Tuesday, June 1, 2010

False alarm from Nvidia turns happy geeks into sad chucks.


False alarm from Nvidia turns happy geeks into sad chucks.
Earlier on this week, the Nvidia Forceware 257.15 beta driver was released, and many had rejoiced, and celebrated, as the GPU/PPU-accelerated PhysX can now finally work on non-Nvidia GPUs. Many though that Nvidia has finally let the issue go and market their lower end cards as PhysX cards too.
However, when the wind got wild, Nvidia quickly announce that this was not a feature in the new released beta driver, but a bug instead. That restriction rule was not implemented in that particular driver, and the WHQL version of the driver will have that rule enforced into it. New downloads from Nvidia’s site will also have that rule re-enforced.
“Yes, this is a bug in the latest build of PhysX that was packaged with the driver. We’ll be fixing this issue ASAP – the WHQL driver launching in early June won’t have this issue. –NVIDIA”
For those who are lost here, here’s a quick brief of what’s going on.
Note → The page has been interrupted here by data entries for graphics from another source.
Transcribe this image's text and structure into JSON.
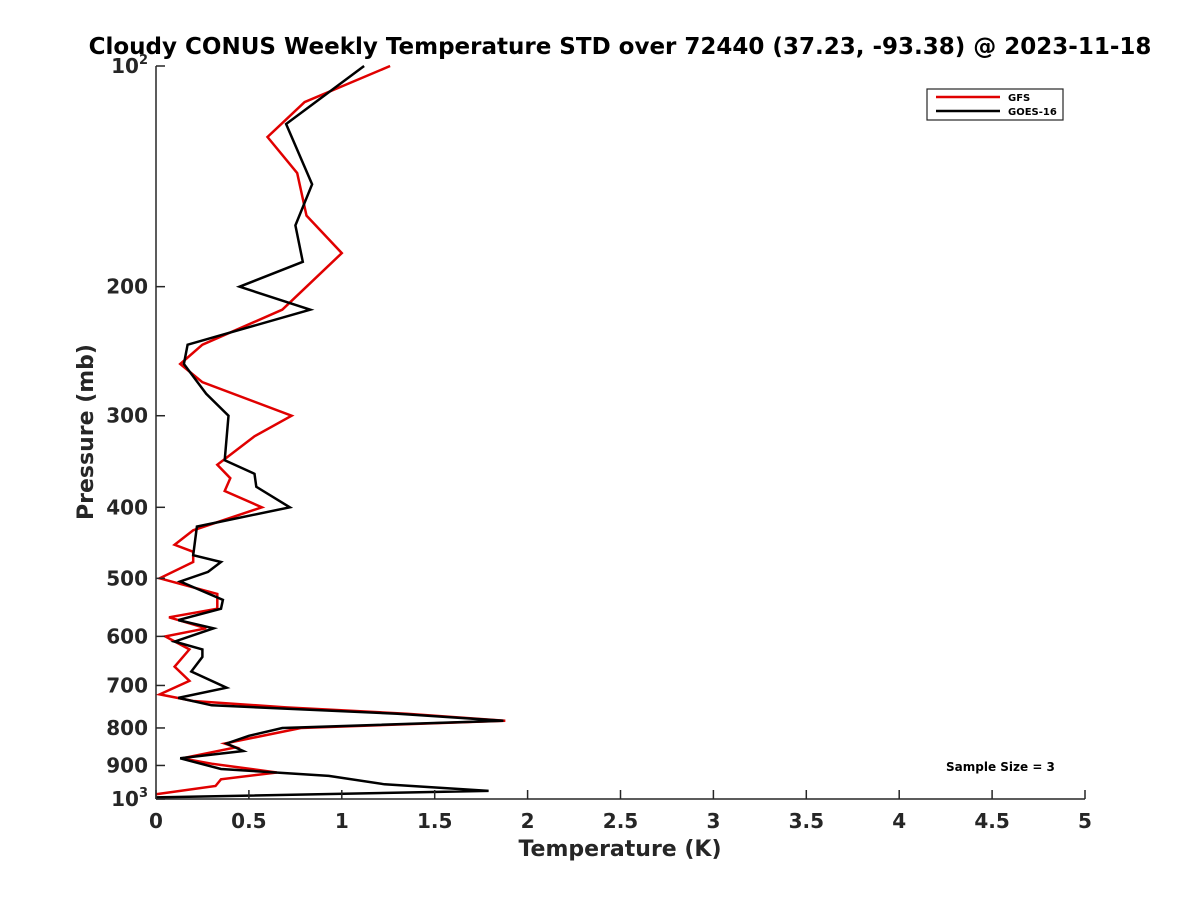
{
  "chart_data": {
    "type": "line",
    "title": "Cloudy CONUS Weekly Temperature STD over 72440 (37.23, -93.38) @ 2023-11-18",
    "xlabel": "Temperature (K)",
    "ylabel": "Pressure (mb)",
    "xlim": [
      0,
      5
    ],
    "ylim": [
      1000,
      100
    ],
    "y_scale": "log",
    "y_reversed": true,
    "x_ticks": [
      "0",
      "0.5",
      "1",
      "1.5",
      "2",
      "2.5",
      "3",
      "3.5",
      "4",
      "4.5",
      "5"
    ],
    "y_ticks": [
      {
        "value": 100,
        "label": "10",
        "sup": "2"
      },
      {
        "value": 200,
        "label": "200",
        "sup": ""
      },
      {
        "value": 300,
        "label": "300",
        "sup": ""
      },
      {
        "value": 400,
        "label": "400",
        "sup": ""
      },
      {
        "value": 500,
        "label": "500",
        "sup": ""
      },
      {
        "value": 600,
        "label": "600",
        "sup": ""
      },
      {
        "value": 700,
        "label": "700",
        "sup": ""
      },
      {
        "value": 800,
        "label": "800",
        "sup": ""
      },
      {
        "value": 900,
        "label": "900",
        "sup": ""
      },
      {
        "value": 1000,
        "label": "10",
        "sup": "3"
      }
    ],
    "grid": false,
    "legend_position": "top-right",
    "series": [
      {
        "name": "GFS",
        "color": "#e00000",
        "points": [
          [
            1.26,
            100
          ],
          [
            0.8,
            112
          ],
          [
            0.6,
            125
          ],
          [
            0.76,
            140
          ],
          [
            0.81,
            160
          ],
          [
            1.0,
            180
          ],
          [
            0.81,
            200
          ],
          [
            0.68,
            215
          ],
          [
            0.25,
            240
          ],
          [
            0.13,
            255
          ],
          [
            0.25,
            270
          ],
          [
            0.73,
            300
          ],
          [
            0.53,
            320
          ],
          [
            0.33,
            350
          ],
          [
            0.4,
            365
          ],
          [
            0.37,
            380
          ],
          [
            0.57,
            400
          ],
          [
            0.2,
            430
          ],
          [
            0.1,
            450
          ],
          [
            0.2,
            460
          ],
          [
            0.2,
            475
          ],
          [
            0.02,
            500
          ],
          [
            0.33,
            525
          ],
          [
            0.33,
            550
          ],
          [
            0.07,
            565
          ],
          [
            0.27,
            585
          ],
          [
            0.05,
            600
          ],
          [
            0.18,
            625
          ],
          [
            0.1,
            660
          ],
          [
            0.18,
            690
          ],
          [
            0.02,
            720
          ],
          [
            0.2,
            735
          ],
          [
            0.7,
            750
          ],
          [
            1.35,
            765
          ],
          [
            1.88,
            782
          ],
          [
            0.78,
            800
          ],
          [
            0.37,
            840
          ],
          [
            0.43,
            850
          ],
          [
            0.14,
            880
          ],
          [
            0.3,
            895
          ],
          [
            0.65,
            920
          ],
          [
            0.35,
            940
          ],
          [
            0.32,
            960
          ],
          [
            0.0,
            985
          ]
        ]
      },
      {
        "name": "GOES-16",
        "color": "#000000",
        "points": [
          [
            1.12,
            100
          ],
          [
            0.7,
            120
          ],
          [
            0.84,
            145
          ],
          [
            0.75,
            165
          ],
          [
            0.79,
            185
          ],
          [
            0.45,
            200
          ],
          [
            0.83,
            215
          ],
          [
            0.17,
            240
          ],
          [
            0.15,
            255
          ],
          [
            0.27,
            280
          ],
          [
            0.39,
            300
          ],
          [
            0.37,
            345
          ],
          [
            0.53,
            360
          ],
          [
            0.54,
            375
          ],
          [
            0.72,
            400
          ],
          [
            0.22,
            425
          ],
          [
            0.2,
            465
          ],
          [
            0.35,
            475
          ],
          [
            0.28,
            490
          ],
          [
            0.13,
            505
          ],
          [
            0.36,
            535
          ],
          [
            0.35,
            550
          ],
          [
            0.12,
            570
          ],
          [
            0.31,
            585
          ],
          [
            0.1,
            610
          ],
          [
            0.25,
            625
          ],
          [
            0.25,
            640
          ],
          [
            0.19,
            670
          ],
          [
            0.38,
            705
          ],
          [
            0.12,
            728
          ],
          [
            0.3,
            745
          ],
          [
            1.3,
            765
          ],
          [
            1.87,
            782
          ],
          [
            0.68,
            800
          ],
          [
            0.5,
            820
          ],
          [
            0.38,
            840
          ],
          [
            0.47,
            860
          ],
          [
            0.13,
            880
          ],
          [
            0.35,
            910
          ],
          [
            0.93,
            930
          ],
          [
            1.23,
            955
          ],
          [
            1.79,
            975
          ],
          [
            0.0,
            995
          ]
        ]
      }
    ],
    "annotation": "Sample Size = 3"
  }
}
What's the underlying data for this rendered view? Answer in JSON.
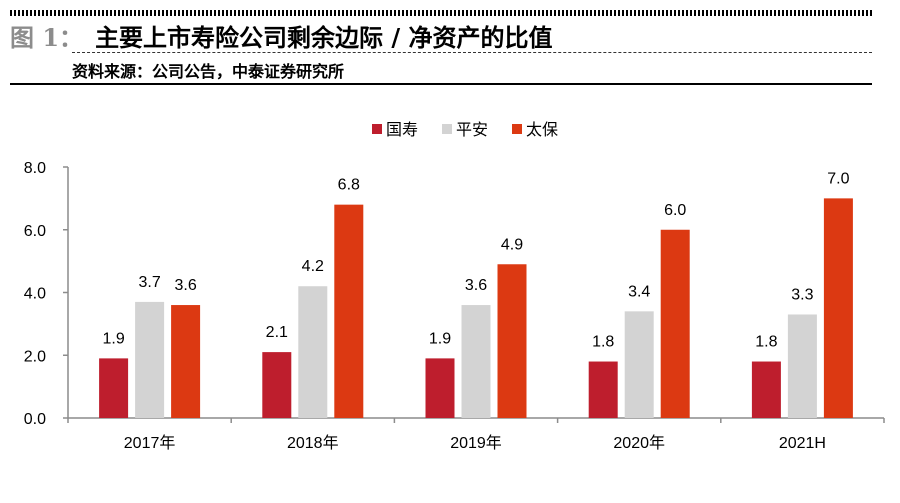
{
  "header": {
    "figure_label": "图 1：",
    "figure_title": "主要上市寿险公司剩余边际 / 净资产的比值",
    "source": "资料来源：公司公告，中泰证券研究所"
  },
  "chart_data": {
    "type": "bar",
    "title": "主要上市寿险公司剩余边际 / 净资产的比值",
    "xlabel": "",
    "ylabel": "",
    "categories": [
      "2017年",
      "2018年",
      "2019年",
      "2020年",
      "2021H"
    ],
    "series": [
      {
        "name": "国寿",
        "color": "#BE1E2D",
        "values": [
          1.9,
          2.1,
          1.9,
          1.8,
          1.8
        ]
      },
      {
        "name": "平安",
        "color": "#D3D3D3",
        "values": [
          3.7,
          4.2,
          3.6,
          3.4,
          3.3
        ]
      },
      {
        "name": "太保",
        "color": "#DC3912",
        "values": [
          3.6,
          6.8,
          4.9,
          6.0,
          7.0
        ]
      }
    ],
    "ylim": [
      0,
      8
    ],
    "yticks": [
      "0.0",
      "2.0",
      "4.0",
      "6.0",
      "8.0"
    ],
    "ytick_values": [
      0,
      2,
      4,
      6,
      8
    ],
    "data_labels": true,
    "grid": false,
    "legend_position": "top-center"
  }
}
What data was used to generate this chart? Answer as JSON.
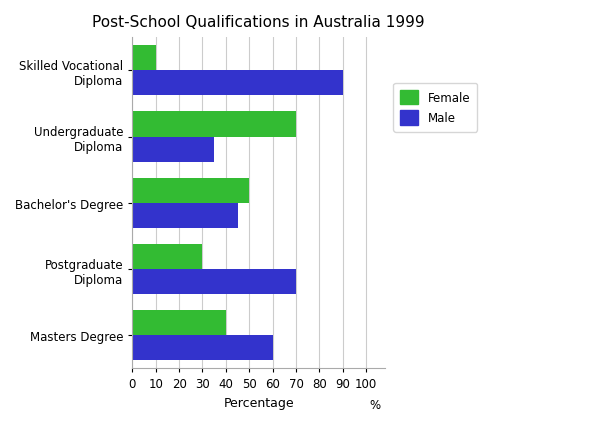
{
  "title": "Post-School Qualifications in Australia 1999",
  "categories": [
    "Skilled Vocational\nDiploma",
    "Undergraduate\nDiploma",
    "Bachelor's Degree",
    "Postgraduate\nDiploma",
    "Masters Degree"
  ],
  "female_values": [
    10,
    70,
    50,
    30,
    40
  ],
  "male_values": [
    90,
    35,
    45,
    70,
    60
  ],
  "female_color": "#33bb33",
  "male_color": "#3333cc",
  "xlabel": "Percentage",
  "xlim": [
    0,
    108
  ],
  "xticks": [
    0,
    10,
    20,
    30,
    40,
    50,
    60,
    70,
    80,
    90,
    100
  ],
  "xtick_labels": [
    "0",
    "10",
    "20",
    "30",
    "40",
    "50",
    "60",
    "70",
    "80",
    "90",
    "100"
  ],
  "bar_height": 0.38,
  "title_fontsize": 11,
  "label_fontsize": 9,
  "tick_fontsize": 8.5,
  "legend_labels": [
    "Female",
    "Male"
  ],
  "background_color": "#ffffff",
  "grid_color": "#cccccc"
}
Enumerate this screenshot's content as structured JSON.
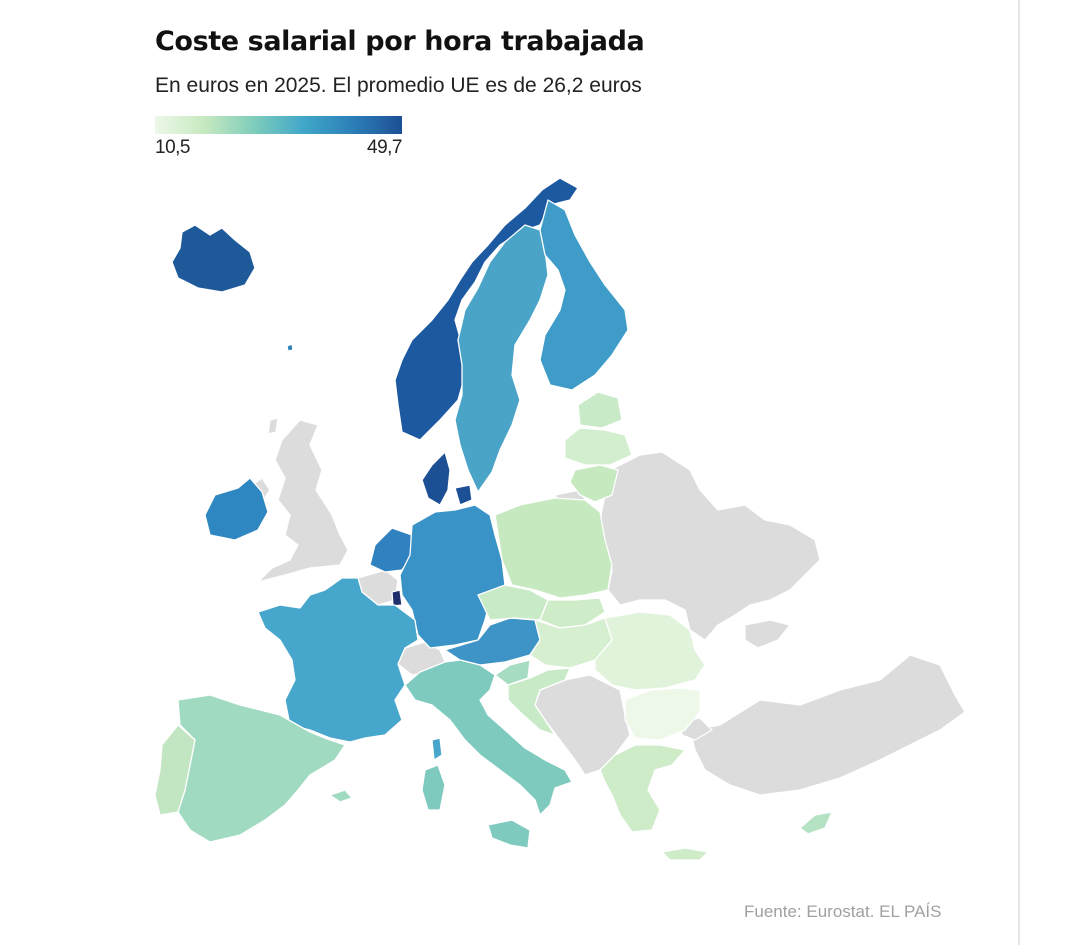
{
  "header": {
    "title": "Coste salarial por hora trabajada",
    "subtitle": "En euros en 2025. El promedio UE es de 26,2 euros"
  },
  "legend": {
    "min_label": "10,5",
    "max_label": "49,7",
    "min_value": 10.5,
    "max_value": 49.7,
    "colors": [
      "#edf8e9",
      "#c7e9c0",
      "#7fcdbb",
      "#41a7c9",
      "#2c7fb8",
      "#1d4f95"
    ]
  },
  "map": {
    "no_data_color": "#dcdcdc",
    "regions": [
      {
        "id": "uk",
        "name": "UK",
        "has_data": false
      },
      {
        "id": "switzerland",
        "name": "Suiza",
        "has_data": false
      },
      {
        "id": "eastern",
        "name": "Este",
        "has_data": false
      },
      {
        "id": "balkans",
        "name": "Balcanes",
        "has_data": false
      },
      {
        "id": "turkey",
        "name": "Turquía",
        "has_data": false
      },
      {
        "id": "iceland",
        "name": "Islandia",
        "has_data": true
      },
      {
        "id": "norway",
        "name": "Noruega",
        "has_data": true
      },
      {
        "id": "sweden",
        "name": "Suecia",
        "has_data": true
      },
      {
        "id": "finland",
        "name": "Finlandia",
        "has_data": true
      },
      {
        "id": "denmark",
        "name": "Dinamarca",
        "has_data": true
      },
      {
        "id": "ireland",
        "name": "Irlanda",
        "has_data": true
      },
      {
        "id": "netherlands",
        "name": "Países Bajos",
        "has_data": true
      },
      {
        "id": "luxembourg",
        "name": "Luxemburgo",
        "has_data": true
      },
      {
        "id": "germany",
        "name": "Alemania",
        "has_data": true
      },
      {
        "id": "france",
        "name": "Francia",
        "has_data": true
      },
      {
        "id": "austria",
        "name": "Austria",
        "has_data": true
      },
      {
        "id": "italy",
        "name": "Italia",
        "has_data": true
      },
      {
        "id": "spain",
        "name": "España",
        "has_data": true
      },
      {
        "id": "portugal",
        "name": "Portugal",
        "has_data": true
      },
      {
        "id": "estonia",
        "name": "Estonia",
        "has_data": true
      },
      {
        "id": "latvia",
        "name": "Letonia",
        "has_data": true
      },
      {
        "id": "lithuania",
        "name": "Lituania",
        "has_data": true
      },
      {
        "id": "poland",
        "name": "Polonia",
        "has_data": true
      },
      {
        "id": "czechia",
        "name": "Chequia",
        "has_data": true
      },
      {
        "id": "slovakia",
        "name": "Eslovaquia",
        "has_data": true
      },
      {
        "id": "hungary",
        "name": "Hungría",
        "has_data": true
      },
      {
        "id": "slovenia",
        "name": "Eslovenia",
        "has_data": true
      },
      {
        "id": "croatia",
        "name": "Croacia",
        "has_data": true
      },
      {
        "id": "romania",
        "name": "Rumanía",
        "has_data": true
      },
      {
        "id": "bulgaria",
        "name": "Bulgaria",
        "has_data": true
      },
      {
        "id": "greece",
        "name": "Grecia",
        "has_data": true
      },
      {
        "id": "cyprus",
        "name": "Chipre",
        "has_data": true
      }
    ]
  },
  "footer": {
    "source": "Fuente: Eurostat. EL PAÍS"
  }
}
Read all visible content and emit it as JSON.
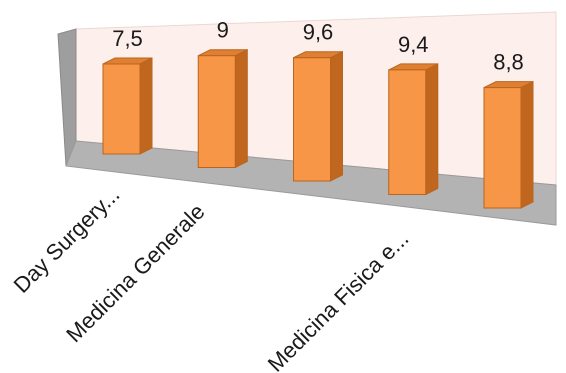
{
  "chart_data": {
    "type": "bar",
    "style": "3d-column",
    "categories": [
      "Day Surgery...",
      "",
      "Medicina Generale",
      "",
      "Medicina Fisica e..."
    ],
    "tick_labels_shown": [
      "Day Surgery...",
      "Medicina Generale",
      "Medicina Fisica e..."
    ],
    "values": [
      7.5,
      9,
      9.6,
      9.4,
      8.8
    ],
    "data_labels": [
      "7,5",
      "9",
      "9,6",
      "9,4",
      "8,8"
    ],
    "title": "",
    "xlabel": "",
    "ylabel": "",
    "ylim": [
      0,
      10
    ],
    "grid": false,
    "legend": "none",
    "colors": {
      "bar_front": "#f79646",
      "bar_side": "#c0661e",
      "bar_top": "#e07f31",
      "bar_outline": "#b8651f",
      "back_wall": "#fdf0ec",
      "side_wall": "#9e9e9e",
      "floor": "#b3b3b3"
    }
  }
}
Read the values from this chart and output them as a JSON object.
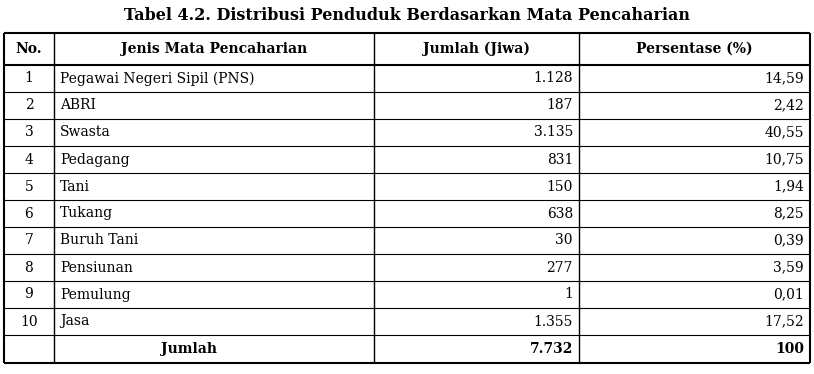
{
  "title": "Tabel 4.2. Distribusi Penduduk Berdasarkan Mata Pencaharian",
  "columns": [
    "No.",
    "Jenis Mata Pencaharian",
    "Jumlah (Jiwa)",
    "Persentase (%)"
  ],
  "rows": [
    [
      "1",
      "Pegawai Negeri Sipil (PNS)",
      "1.128",
      "14,59"
    ],
    [
      "2",
      "ABRI",
      "187",
      "2,42"
    ],
    [
      "3",
      "Swasta",
      "3.135",
      "40,55"
    ],
    [
      "4",
      "Pedagang",
      "831",
      "10,75"
    ],
    [
      "5",
      "Tani",
      "150",
      "1,94"
    ],
    [
      "6",
      "Tukang",
      "638",
      "8,25"
    ],
    [
      "7",
      "Buruh Tani",
      "30",
      "0,39"
    ],
    [
      "8",
      "Pensiunan",
      "277",
      "3,59"
    ],
    [
      "9",
      "Pemulung",
      "1",
      "0,01"
    ],
    [
      "10",
      "Jasa",
      "1.355",
      "17,52"
    ]
  ],
  "footer": [
    "",
    "Jumlah",
    "7.732",
    "100"
  ],
  "title_fontsize": 11.5,
  "header_fontsize": 10,
  "cell_fontsize": 10,
  "footer_fontsize": 10,
  "bg_color": "#ffffff",
  "line_color": "#000000",
  "title_color": "#000000",
  "fig_width": 8.14,
  "fig_height": 3.74,
  "dpi": 100
}
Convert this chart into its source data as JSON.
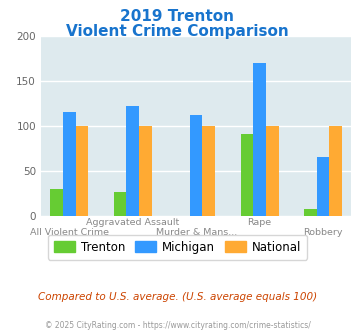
{
  "title_line1": "2019 Trenton",
  "title_line2": "Violent Crime Comparison",
  "title_color": "#1874cd",
  "trenton": [
    30,
    27,
    0,
    91,
    8
  ],
  "michigan": [
    116,
    122,
    112,
    170,
    66
  ],
  "national": [
    100,
    100,
    100,
    100,
    100
  ],
  "trenton_color": "#66cc33",
  "michigan_color": "#3399ff",
  "national_color": "#ffaa33",
  "ylim": [
    0,
    200
  ],
  "yticks": [
    0,
    50,
    100,
    150,
    200
  ],
  "plot_bg": "#deeaee",
  "footer": "Compared to U.S. average. (U.S. average equals 100)",
  "copyright": "© 2025 CityRating.com - https://www.cityrating.com/crime-statistics/",
  "footer_color": "#cc4400",
  "copyright_color": "#999999",
  "legend_labels": [
    "Trenton",
    "Michigan",
    "National"
  ],
  "top_labels": [
    "",
    "Aggravated Assault",
    "",
    "Rape",
    ""
  ],
  "bot_labels": [
    "All Violent Crime",
    "",
    "Murder & Mans...",
    "",
    "Robbery"
  ]
}
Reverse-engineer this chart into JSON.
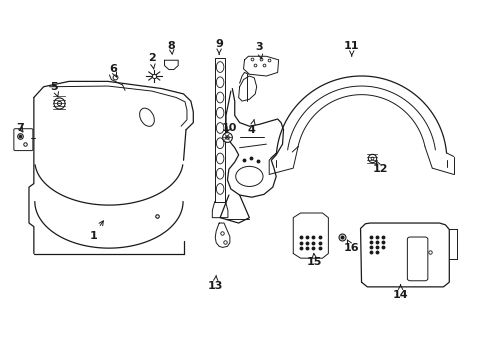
{
  "bg_color": "#ffffff",
  "fig_width": 4.89,
  "fig_height": 3.6,
  "dpi": 100,
  "line_color": "#1a1a1a",
  "label_fontsize": 8,
  "label_fontweight": "bold",
  "label_positions": {
    "1": [
      0.19,
      0.345,
      0.215,
      0.395
    ],
    "2": [
      0.31,
      0.84,
      0.315,
      0.8
    ],
    "3": [
      0.53,
      0.87,
      0.535,
      0.835
    ],
    "4": [
      0.515,
      0.64,
      0.52,
      0.67
    ],
    "5": [
      0.11,
      0.76,
      0.118,
      0.73
    ],
    "6": [
      0.23,
      0.81,
      0.238,
      0.785
    ],
    "7": [
      0.04,
      0.645,
      0.05,
      0.625
    ],
    "8": [
      0.35,
      0.875,
      0.352,
      0.848
    ],
    "9": [
      0.448,
      0.88,
      0.448,
      0.85
    ],
    "10": [
      0.468,
      0.645,
      0.462,
      0.625
    ],
    "11": [
      0.72,
      0.875,
      0.72,
      0.845
    ],
    "12": [
      0.778,
      0.53,
      0.77,
      0.555
    ],
    "13": [
      0.44,
      0.205,
      0.442,
      0.235
    ],
    "14": [
      0.82,
      0.178,
      0.82,
      0.21
    ],
    "15": [
      0.644,
      0.27,
      0.642,
      0.298
    ],
    "16": [
      0.72,
      0.31,
      0.71,
      0.335
    ]
  }
}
Starting with the Forceware 186 series NVIDIA blocked GPU/PPU-accelerated PhysX from working on NVIDIA GPUs and AGEIA PPUs whenever a non-NVIDIA GPU was detected as being in the system. It’s been a polarizing matter for the GPU community for nearly a year now, with a tug-of-war going on between projects editing the drivers to remove the block, and NVIDIA adding further checks in to their drivers to stop those efforts. In any case, there has been no sign that NVIDIA would be changing their position any time soon.